Plays at 3B From Foul Territory
Although a foreign concept to those educated using Baseball Canada’s 3-Umpire mechanics, umpires taking calls at 3B from foul territory, when possible, is the positioning taught and expected at the professional level.
Taking the call from foul territory allows the umpire to keep the ball, fielder, and runner in front of them at all times, while adjusting to an optimal spot based on whether the play will occur on the front or back side of 3B. In contrast, when coming into the cutout, if the play occurs at the back of 3B, the fielder may come between the umpire and the tag, while if the play happens at the front of 3B, the runner will likely be between the umpire and the tag.
We must stress though, in the 3-Umpire system, this is only an option when another umpire is covering home plate. Those situations are as follows:
– any play at 3B where U3 has started behind 3B (U3’s call)
– R1 only, play on R1 or the BR at 3B, IF U1 did not go out (PU’s call)
– R1 and R2 tagging, play on R2 at 3B, IF U1 did not go out (PU’s call)
Any time U1 goes out, there is obviously no umpire available to cover the plate and therefore PU must come into fair territory on a rotation to make the call, in order to be able to get back to the plate should the play break down.
When rotating, PU should bust down to 3B and take an initial position directly behind 3B in foul territory, reading the play from there. It is critical that any umpire position themselves in foul territory in ample time for a potential play in order to move the third base coach back to provide the umpire enough room to maneuver so as to obtain the optimal sight line. This concept is demonstrated in the following video:
When taking the play from foul territory, the ideal position is one in which the tag is coming “toward” the umpire, while also being able to see the front edge of third base, in order to determine when the runner establishes contact with the base. Depending on the nature of the play, umpires may find more or less adjustment necessary in order to get the ideal look.
Two more examples are below:
The video clip shows two plays, one by PU on a rotation on a play at the back of 3B; the other by U3 (admittedly in a 4-Umpire, but the concept remains the same) on a play at the front of 3B. In both instances, the umpire read the play well and was positioned properly for the call.
Infield Umpire Going Out from Middle
We are going to preface this section by indicating that this is a very advanced mechanic that should only be utilized by a crew who is not only skilled, but also very comfortable and familiar with one another.
Both Baseball Canada and professional mechanics allow the infield umpire to leave the infield on any trouble ball hit into his coverage area. Baseball Canada stipulates this may only be done by U3 and only when there are 2 outs. Professional mechanics allow either U1 or U3, depending on who is in the infield, to go out from inside whenever they deem necessary.

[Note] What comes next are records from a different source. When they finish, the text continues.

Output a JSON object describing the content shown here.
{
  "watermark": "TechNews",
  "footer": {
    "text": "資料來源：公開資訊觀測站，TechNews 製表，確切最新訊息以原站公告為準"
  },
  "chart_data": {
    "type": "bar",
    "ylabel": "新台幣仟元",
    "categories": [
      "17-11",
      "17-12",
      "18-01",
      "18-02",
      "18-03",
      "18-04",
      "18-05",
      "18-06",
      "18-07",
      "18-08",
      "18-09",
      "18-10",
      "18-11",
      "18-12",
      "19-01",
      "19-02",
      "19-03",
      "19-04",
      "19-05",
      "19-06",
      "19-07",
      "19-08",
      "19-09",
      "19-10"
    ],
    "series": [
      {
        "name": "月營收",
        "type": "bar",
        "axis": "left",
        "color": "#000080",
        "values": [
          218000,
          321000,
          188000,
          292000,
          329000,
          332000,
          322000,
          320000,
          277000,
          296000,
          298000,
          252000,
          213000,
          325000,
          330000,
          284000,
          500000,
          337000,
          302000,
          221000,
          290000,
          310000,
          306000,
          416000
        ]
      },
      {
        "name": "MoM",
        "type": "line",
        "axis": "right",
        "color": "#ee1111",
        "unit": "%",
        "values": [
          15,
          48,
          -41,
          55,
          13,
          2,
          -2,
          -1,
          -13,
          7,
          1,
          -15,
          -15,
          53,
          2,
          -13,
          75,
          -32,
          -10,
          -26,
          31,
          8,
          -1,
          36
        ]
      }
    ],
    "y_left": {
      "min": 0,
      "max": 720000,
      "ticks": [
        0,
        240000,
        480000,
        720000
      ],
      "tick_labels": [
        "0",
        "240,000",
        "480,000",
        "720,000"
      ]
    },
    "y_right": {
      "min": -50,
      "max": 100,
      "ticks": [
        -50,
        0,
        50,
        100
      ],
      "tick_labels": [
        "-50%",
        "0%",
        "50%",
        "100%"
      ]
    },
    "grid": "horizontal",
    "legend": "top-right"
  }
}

If a crew is going to use this mechanic, they should only go out on a ball that either could lead to a close HR / no HR call, or a difficult catch / no catch call. If the ball will lead to a routine play, the umpire is to stay within the infield.
How It Works
Upon reading trouble, the infield umpire will communicate at once “I’m going out!” The other base umpire will immediately abort whatever they are doing, typically lining up a tag, and immediately bust into the working area, picking up any tags that would normally be the responsibility of the umpire who has just left the infield. With R2 and R3 where U1 goes out, PU must be aware and subsequently pick up R3’s tag left vacant by U3 having to bust in. If a situation where PU is moving to cover 3B (R1 only; R1 and R2), PU must recognize that they are now also responsible for a subsequent play at home, and react accordingly. If it is U1 who must bust in, do not pivot to watch the B-R’s touch of first, as this is a time to employ the “all eyes on the ball” philosophy.
In the video, with R1 and R2 and less than 2 out, we see U3 immediately turn to go out. PU, who is covering 3B in the event of R2 tagging and advancing, continues on his way, but is now also responsible to cover home. U1, as you see on the replay, aborts his original action of lining up R1’s tag and busts into the working area.
As we said, this is an extremely advanced mechanic and should only be used when a crew is very comfortable with one another. The crew in the video did an excellent job making this advanced situation look extremely easy.
The concept of rimming is a relatively simple principle: on an obvious extra base hit to LF only, with U1 starting on the line and U3 starting in the infield, U3 will immediately release to foul territory at 3B and U1 will take the B-R into 2B on the outside (hence, “rimming”) so both umpires may be optimally positioned for a potential play at 2B or 3B. The key here, of course, is obvious extra base hit, as taking the runner into 2B on the outside essentially eliminates U1’s ability to be in position for a play on the B-R back into 1B.
A crew may only rim under certain circumstances. They are as follows:
– R2 only, 2 out
– R1 and R2
– R1 and R3 (only if the crew has agreed to “slide” in this situation)
– R2 and R3, 2 out
– Bases Loaded
– R3 only (U3 will start to cover 2nd, when U1 communicates with U3 that he is rimming, U3 will move back to the foul side of 3rd.)